Я был вполне подобен нынешним народам Европы: мои тираны постоянно говорили мне сладкие слова о нежнейшей заботливости, и самым надежным союзником их была религия. Я должен был выслушивать постоянные проповеди о родительской любви и обязанностях детей. Однажды, наскучив речами отца, я сказал ему: «Если ты так меня любишь, выдавай мне пять су в день и предоставь мне жить так, как я захочу». Для меня детство в Гренобле – это воспоминание об омерзительном расстройстве желудка. Ничего опасного нет, только ужасное отвращение.

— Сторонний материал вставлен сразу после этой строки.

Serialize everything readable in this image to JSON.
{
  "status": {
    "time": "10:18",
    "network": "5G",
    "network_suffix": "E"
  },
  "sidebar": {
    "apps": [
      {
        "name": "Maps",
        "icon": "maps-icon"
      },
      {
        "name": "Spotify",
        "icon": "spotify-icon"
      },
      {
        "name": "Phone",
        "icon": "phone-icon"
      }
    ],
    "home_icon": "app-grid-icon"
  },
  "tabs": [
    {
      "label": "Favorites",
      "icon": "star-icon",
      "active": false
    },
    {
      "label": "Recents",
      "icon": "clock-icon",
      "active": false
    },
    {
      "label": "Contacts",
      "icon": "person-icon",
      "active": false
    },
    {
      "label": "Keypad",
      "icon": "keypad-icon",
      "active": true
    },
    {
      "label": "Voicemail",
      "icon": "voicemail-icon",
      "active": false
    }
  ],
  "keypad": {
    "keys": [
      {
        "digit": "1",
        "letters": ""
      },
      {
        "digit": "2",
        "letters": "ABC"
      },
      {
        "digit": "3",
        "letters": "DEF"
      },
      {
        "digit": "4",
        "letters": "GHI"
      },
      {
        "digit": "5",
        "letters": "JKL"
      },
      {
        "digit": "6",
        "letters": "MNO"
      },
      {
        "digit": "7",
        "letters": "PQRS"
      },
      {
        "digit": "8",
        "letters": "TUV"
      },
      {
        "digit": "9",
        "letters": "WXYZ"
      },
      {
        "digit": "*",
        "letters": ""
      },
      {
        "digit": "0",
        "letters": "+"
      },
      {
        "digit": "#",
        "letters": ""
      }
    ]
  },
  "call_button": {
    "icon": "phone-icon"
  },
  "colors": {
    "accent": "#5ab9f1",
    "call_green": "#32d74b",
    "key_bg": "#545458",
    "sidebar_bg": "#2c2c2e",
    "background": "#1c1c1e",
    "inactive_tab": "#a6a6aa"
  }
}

Потом была школа. Здесь я получил первую награду по изящной словесности, присужденную мне единогласно, и вторую награду по математике, а ее нелегко было добиться. Но я так их желал, этих наград, что бросился бы в огонь, чтобы их получить. От моего страстного сожительства с математикой у меня осталась безумная любовь к хорошим определениям, без которых невозможна никакая точность.

В то время я был подобен большой реке перед тем, как она низвергается каскадом; течение ее еще спокойно, но вскоре она все же низвергнется-таки огромным водопадом. Моим водопадом стала любовь к математике, которая поглотила все. Лицемерие, по моему мнению, было невозможно в математике, и в своей юной простоте я думал, что то же самое и в других науках, где применяется математика. Что же я должен был почувствовать, когда увидел, что никто не может мне объяснить, почему минус на минус дает плюс…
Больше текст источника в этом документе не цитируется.